Many will laugh at the victim’s reasons for committing suicide (yes they are victims) but it actually highlights the state of mental health in the Philippines.

It took nearly 30 long years for Congress to pass a law that gives premium to mental health. Republic Act 11036 or the Mental Health Act was signed into law in June 2018. Apart from providing medical assistance, the law also recognized the fundamental right of Filipinos to mental health services.

Let’s take a look at relevant numbers that necessitate the passage of the law.

The health department said that in 2004, over 4.5 million cases of depression were reported in the Philippines.

The World Health Organization also recorded 2,000 cases of suicide from 2000 to 2012, and most of the victims were in the prime of their lives – 15 to 29 years old.

WHO now predicts that by 2030, “mental disorders will account for 13% of the total global burden of diseases.” (Rappler, Sept 12, 2018)

The most immediate concern, therefore, are the teenagers and young adults who are the most robust and innovative segment of our human resources.

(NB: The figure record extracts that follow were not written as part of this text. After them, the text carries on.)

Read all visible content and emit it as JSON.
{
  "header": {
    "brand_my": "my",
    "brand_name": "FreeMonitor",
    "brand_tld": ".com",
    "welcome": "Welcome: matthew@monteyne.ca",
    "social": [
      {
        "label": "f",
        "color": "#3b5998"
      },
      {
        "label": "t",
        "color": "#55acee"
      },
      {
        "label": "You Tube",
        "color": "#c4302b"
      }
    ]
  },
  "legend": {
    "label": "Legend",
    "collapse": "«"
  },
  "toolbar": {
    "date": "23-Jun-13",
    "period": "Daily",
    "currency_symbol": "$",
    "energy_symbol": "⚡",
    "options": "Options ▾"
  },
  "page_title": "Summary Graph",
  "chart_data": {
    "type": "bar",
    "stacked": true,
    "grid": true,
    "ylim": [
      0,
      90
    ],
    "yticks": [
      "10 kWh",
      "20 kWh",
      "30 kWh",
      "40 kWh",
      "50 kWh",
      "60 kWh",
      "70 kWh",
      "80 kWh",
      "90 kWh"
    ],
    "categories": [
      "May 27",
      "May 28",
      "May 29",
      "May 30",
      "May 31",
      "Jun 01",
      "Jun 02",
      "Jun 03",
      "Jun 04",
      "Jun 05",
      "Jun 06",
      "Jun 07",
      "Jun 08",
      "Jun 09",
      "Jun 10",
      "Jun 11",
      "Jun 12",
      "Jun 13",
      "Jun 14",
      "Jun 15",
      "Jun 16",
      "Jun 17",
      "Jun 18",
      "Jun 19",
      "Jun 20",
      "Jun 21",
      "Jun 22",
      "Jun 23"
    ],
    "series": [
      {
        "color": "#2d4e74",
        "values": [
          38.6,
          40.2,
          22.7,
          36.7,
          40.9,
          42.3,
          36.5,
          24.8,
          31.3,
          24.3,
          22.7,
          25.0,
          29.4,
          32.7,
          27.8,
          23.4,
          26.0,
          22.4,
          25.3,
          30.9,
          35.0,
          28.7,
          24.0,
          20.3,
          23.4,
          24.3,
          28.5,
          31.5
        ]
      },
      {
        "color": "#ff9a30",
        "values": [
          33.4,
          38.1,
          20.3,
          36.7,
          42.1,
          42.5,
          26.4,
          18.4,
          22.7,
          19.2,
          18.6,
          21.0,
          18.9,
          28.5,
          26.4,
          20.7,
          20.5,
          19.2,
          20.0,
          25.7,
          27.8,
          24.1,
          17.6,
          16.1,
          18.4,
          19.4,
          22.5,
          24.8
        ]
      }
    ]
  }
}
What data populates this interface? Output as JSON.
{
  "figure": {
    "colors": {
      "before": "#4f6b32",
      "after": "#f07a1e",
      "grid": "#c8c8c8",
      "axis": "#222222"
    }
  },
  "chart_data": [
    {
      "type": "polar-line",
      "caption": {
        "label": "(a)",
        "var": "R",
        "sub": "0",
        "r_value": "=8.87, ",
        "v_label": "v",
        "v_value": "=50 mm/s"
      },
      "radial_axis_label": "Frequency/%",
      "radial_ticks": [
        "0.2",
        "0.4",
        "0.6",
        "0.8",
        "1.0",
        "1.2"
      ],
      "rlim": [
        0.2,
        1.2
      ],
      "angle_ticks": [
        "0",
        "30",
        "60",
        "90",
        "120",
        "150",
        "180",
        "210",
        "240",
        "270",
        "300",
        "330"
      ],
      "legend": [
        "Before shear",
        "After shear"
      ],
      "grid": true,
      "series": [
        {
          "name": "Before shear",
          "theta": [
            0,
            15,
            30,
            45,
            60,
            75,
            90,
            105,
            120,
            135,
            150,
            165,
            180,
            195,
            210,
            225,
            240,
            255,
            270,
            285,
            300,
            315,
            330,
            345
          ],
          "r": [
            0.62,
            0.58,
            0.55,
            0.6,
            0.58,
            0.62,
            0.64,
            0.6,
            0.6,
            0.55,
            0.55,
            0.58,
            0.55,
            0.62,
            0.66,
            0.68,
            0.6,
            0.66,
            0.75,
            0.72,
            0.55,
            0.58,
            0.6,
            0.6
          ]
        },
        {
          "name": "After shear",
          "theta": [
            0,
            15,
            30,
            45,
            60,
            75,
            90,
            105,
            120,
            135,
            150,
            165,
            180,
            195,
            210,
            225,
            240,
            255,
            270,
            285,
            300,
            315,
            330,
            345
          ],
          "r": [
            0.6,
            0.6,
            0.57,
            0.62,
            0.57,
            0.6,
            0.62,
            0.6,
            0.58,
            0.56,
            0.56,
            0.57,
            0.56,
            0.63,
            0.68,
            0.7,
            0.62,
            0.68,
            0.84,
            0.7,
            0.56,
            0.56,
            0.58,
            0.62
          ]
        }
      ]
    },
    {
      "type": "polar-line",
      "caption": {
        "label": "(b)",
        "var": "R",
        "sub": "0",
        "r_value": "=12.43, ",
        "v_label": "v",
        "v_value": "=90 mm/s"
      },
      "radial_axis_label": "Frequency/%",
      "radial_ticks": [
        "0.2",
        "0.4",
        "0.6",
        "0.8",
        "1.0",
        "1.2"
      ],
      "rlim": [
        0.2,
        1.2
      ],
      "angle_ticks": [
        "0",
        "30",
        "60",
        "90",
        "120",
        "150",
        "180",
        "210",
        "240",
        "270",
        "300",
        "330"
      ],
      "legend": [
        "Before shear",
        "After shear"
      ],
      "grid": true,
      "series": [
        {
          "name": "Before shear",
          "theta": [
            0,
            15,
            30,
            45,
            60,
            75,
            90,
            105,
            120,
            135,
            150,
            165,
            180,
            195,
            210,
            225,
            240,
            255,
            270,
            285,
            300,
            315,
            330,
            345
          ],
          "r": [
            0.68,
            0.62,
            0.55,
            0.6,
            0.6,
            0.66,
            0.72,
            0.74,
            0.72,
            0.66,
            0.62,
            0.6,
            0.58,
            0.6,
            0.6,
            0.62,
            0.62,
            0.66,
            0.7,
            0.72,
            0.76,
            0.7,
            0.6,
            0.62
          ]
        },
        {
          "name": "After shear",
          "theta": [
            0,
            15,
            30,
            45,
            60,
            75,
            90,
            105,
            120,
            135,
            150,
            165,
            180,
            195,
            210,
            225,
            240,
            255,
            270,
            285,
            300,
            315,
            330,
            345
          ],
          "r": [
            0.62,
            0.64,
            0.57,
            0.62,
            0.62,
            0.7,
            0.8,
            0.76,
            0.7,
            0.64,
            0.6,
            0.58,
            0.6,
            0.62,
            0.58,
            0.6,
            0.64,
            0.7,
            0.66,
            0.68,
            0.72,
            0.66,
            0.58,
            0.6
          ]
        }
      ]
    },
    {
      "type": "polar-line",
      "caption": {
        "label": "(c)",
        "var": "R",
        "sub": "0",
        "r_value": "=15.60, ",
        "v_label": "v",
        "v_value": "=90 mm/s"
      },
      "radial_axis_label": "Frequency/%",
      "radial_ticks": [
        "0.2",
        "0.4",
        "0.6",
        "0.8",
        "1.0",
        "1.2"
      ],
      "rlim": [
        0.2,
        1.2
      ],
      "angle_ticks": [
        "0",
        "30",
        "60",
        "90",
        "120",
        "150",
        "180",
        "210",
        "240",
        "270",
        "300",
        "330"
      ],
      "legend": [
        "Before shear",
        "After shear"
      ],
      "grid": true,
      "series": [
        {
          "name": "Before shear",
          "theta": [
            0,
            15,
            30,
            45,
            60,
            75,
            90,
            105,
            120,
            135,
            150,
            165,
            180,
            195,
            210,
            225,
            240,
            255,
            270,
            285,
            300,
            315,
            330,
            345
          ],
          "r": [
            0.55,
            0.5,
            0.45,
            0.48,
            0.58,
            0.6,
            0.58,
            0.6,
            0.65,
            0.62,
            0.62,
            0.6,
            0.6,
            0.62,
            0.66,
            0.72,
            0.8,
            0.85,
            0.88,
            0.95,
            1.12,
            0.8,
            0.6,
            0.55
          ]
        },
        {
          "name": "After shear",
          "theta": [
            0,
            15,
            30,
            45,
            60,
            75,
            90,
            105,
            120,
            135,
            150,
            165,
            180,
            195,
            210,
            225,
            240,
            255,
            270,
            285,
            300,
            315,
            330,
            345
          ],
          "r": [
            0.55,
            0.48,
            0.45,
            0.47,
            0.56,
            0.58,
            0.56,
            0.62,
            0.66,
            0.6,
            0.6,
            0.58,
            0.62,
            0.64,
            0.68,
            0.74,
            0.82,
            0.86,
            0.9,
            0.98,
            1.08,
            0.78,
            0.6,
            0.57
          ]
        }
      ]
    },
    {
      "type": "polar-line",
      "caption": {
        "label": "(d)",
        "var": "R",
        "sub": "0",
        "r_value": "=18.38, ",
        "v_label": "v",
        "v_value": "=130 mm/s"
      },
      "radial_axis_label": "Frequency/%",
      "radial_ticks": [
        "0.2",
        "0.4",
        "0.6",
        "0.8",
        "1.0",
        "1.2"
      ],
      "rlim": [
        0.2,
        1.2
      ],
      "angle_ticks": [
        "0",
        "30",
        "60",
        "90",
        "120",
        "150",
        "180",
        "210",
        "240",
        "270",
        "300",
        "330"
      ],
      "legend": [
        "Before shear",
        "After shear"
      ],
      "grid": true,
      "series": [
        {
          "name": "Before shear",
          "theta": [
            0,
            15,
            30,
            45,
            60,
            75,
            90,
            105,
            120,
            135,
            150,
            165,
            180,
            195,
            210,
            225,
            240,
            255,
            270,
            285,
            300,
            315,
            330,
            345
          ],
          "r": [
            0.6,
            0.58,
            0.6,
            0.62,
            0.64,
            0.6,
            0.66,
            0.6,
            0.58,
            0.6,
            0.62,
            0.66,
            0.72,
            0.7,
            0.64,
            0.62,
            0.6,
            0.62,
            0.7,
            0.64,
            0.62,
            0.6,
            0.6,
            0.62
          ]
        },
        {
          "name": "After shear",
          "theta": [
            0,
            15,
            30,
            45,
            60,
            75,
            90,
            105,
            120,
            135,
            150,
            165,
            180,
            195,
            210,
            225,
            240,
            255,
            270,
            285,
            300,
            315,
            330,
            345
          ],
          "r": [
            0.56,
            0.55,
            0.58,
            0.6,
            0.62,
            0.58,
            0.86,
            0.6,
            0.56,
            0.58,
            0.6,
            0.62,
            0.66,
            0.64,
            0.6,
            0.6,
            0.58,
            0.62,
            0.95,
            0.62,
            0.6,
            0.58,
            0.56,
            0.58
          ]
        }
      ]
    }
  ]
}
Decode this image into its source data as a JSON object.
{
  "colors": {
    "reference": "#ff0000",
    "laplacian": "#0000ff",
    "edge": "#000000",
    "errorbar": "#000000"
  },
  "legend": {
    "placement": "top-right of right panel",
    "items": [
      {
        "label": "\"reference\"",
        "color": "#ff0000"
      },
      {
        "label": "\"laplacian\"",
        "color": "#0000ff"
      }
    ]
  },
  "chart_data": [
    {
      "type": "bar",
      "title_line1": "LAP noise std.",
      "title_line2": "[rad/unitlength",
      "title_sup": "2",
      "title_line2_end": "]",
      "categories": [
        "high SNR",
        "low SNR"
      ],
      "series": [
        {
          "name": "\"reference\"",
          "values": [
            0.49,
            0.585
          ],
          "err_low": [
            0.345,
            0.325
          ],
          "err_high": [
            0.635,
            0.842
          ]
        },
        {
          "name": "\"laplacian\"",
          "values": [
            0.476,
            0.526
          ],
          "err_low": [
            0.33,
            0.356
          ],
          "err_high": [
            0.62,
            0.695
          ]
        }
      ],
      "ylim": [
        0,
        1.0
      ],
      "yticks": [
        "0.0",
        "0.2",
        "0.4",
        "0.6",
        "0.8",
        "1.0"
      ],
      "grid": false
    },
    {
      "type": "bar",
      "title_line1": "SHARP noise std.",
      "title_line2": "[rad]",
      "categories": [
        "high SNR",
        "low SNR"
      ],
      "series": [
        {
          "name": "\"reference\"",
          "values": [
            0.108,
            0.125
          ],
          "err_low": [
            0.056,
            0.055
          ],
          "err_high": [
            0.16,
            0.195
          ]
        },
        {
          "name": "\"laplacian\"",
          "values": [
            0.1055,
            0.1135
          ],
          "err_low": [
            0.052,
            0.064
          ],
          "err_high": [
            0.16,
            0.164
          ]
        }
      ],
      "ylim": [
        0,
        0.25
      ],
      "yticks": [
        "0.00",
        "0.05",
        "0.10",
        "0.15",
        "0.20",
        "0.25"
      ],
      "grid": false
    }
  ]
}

In a world where information and insults get viral with a click of the mouse, they are most exposed to elements that trigger desperation and depression.

Aside from lack of accessible facilities and experts, what complicates the treatment of mental health concerns is the accompanying stigma. People who seek help from psychiatrists and psychologists for mere counseling are labeled as buang (crazy or nutcase). We can only imagine the embarrassment felt by people wallowing in severe depression at the mere thought of seeing an expert.

In order for the Mental Health Act to be more effective, a shift in attitude and treatment towards the issue is in order. A person who suffers from depression and the like deserves the same kind of compassion and care we express whenever someone gets a simple laceration. Mental health issues are more vicious than any other kind of ailment because the patient can always hide the signs and symptoms then suddenly explode. They are like walking time bombs.

And to the ignorant hecklers, don’t ever think that you are mentally normal just because you don’t consult shrinks. Mind you, people who profess to be normal and well are actually the sickest of us all.